Hive, a datawarehouse solution for Hadoop. Supports SQL-like queries.It has somewhat performant queries. By somewhat he says that the PDW is 10 times faster.

Sqoop is the library and framework for moving data between HDFS and a relational DBMS. It seriealizes access to hadoop. That’s the purpose of PolyBase to get parallel execution access all the Hadoop hdfs. Sqoop breaks up a query through Map process. Then Sqooop runs two queries a count, and then reworks the query into a pretty scary query including an ORDER BY statement. This causes multiple scans against the tables.

Dr. Dewitt talks through the choices for figuring out how to put together the two data sets, structured and unstructured. The approach taken by Polybase is to work directly into HDFS, ignoring where the nodes are stored. Because it’s all going through their own code, they’re also setting up to text and other data streams.

They’re parallelizing access to HDFS and supporting multiple file types. Further, putting “structure” on “unstructured data”

By the way, I’m trying to capture some of this information, but I have to pay attention. This is great stuff.

How the DMS,the stuff used by Microsoft to manage the jump between HDFS and SQL Server is just flat out complicated. But the goal was to address the issues above and it does it.

He’s showing the direction that they’re heading in. You can create nodes and objects within the nodes through sql-like syntax. Same thing with the queries. They’ll be using the PDW optimizer. Phase 2 modifies the methods used.

I’m frankly having a little trouble keeping up.

It’s pretty clear that the PDW in combination with the HDFS allows for throwing lots and lots of machines at the problem.
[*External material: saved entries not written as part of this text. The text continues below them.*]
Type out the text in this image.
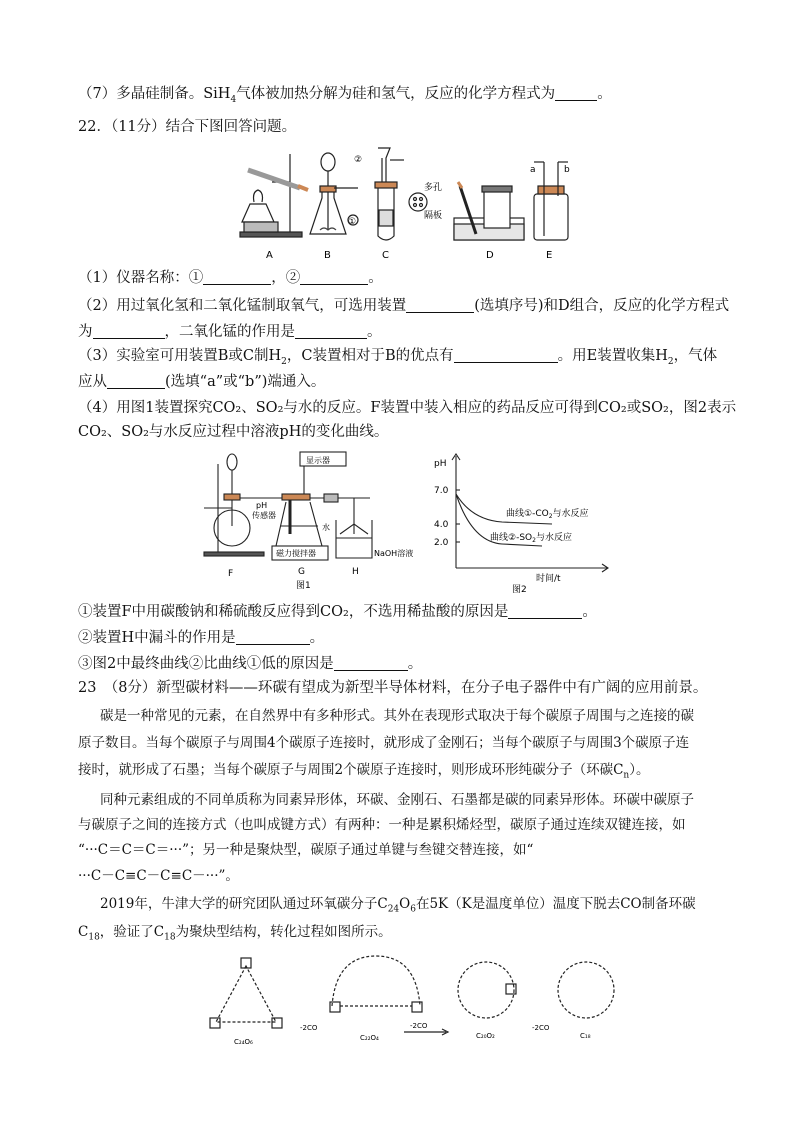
（7）多晶硅制备。SiH$_4$气体被加热分解为硅和氢气，反应的化学方程式为	。
22．（11分）结合下图回答问题。
A	B	C	D	E
a	b
①
②
多孔
隔板
（1）仪器名称：①	，②	。
（2）用过氧化氢和二氧化锰制取氧气，可选用装置	(选填序号)和D组合，反应的化学方程式
为	，二氧化锰的作用是	。
（3）实验室可用装置B或C制$H_2$，C装置相对于B的优点有	。用E装置收集$H_2$，气体
应从	(选填“a”或“b”)端通入。
（4）用图1装置探究CO₂、SO₂与水的反应。F装置中装入相应的药品反应可得到CO₂或SO₂，图2表示
CO₂、SO₂与水反应过程中溶液pH的变化曲线。
显示器
pH
传感器
水
磁力搅拌器	NaOH溶液
F	G	H
图1
pH
7.0
4.0
2.0
曲线$①-CO_2$与水反应
曲线$②-SO_2$与水反应
时间/t
图2
①装置F中用碳酸钠和稀硫酸反应得到CO₂，不选用稀盐酸的原因是	。
②装置H中漏斗的作用是	。
③图2中最终曲线②比曲线①低的原因是	。
23　（8分）新型碳材料——环碳有望成为新型半导体材料，在分子电子器件中有广阔的应用前景。
碳是一种常见的元素，在自然界中有多种形式。其外在表现形式取决于每个碳原子周围与之连接的碳
原子数目。当每个碳原子与周围4个碳原子连接时，就形成了金刚石；当每个碳原子与周围3个碳原子连
接时，就形成了石墨；当每个碳原子与周围2个碳原子连接时，则形成环形纯碳分子（环碳$C_n$）。
同种元素组成的不同单质称为同素异形体，环碳、金刚石、石墨都是碳的同素异形体。环碳中碳原子
与碳原子之间的连接方式（也叫成键方式）有两种：一种是累积烯烃型，碳原子通过连续双键连接，如
“···C＝C＝C＝···”；另一种是聚炔型，碳原子通过单键与叁键交替连接，如“
···C－C≡C－C≡C－···”。
2019年，牛津大学的研究团队通过环氧碳分子$C_{24}O_6$在5K（K是温度单位）温度下脱去CO制备环碳
$C_{18}$，验证了$C_{18}$为聚炔型结构，转化过程如图所示。
C₂₄O₆
-2CO
C₂₂O₄
-2CO
C₂₀O₂
-2CO
C₁₈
If I was in the situation of needing to collect & process seriously huge data, I’d be checking this out. The concepts are to use MapReduce directly, but without requiring the user to do that work, but instead using TSQL. It’s seriously slick.

By the way, this is also making yesterday’s keynote more exciting. That did get a bad rap yesterday, but I’m convinced it was a great presentation spoiled by some weak presentation skills.

All the work in Phase 1 is done on PDW. Phase 2 moves the work, optionally, to HDFS directly, but still allows for that to be through a query.

Dr. Dewitt’s explanation of how the queries are moved in and out of PDW and HDFS are almost understandable, not because he[s not explaining it well, but because I’m not understanding it well. But seeing how the structures are logically handling the information does make me more comfortable with what’s going on over there in HDFS.

I’m starting to wonder if I’m making buggy whips and this is an automobile driving by. The problem is, how on earth do you get your hands on PDW to start learning this?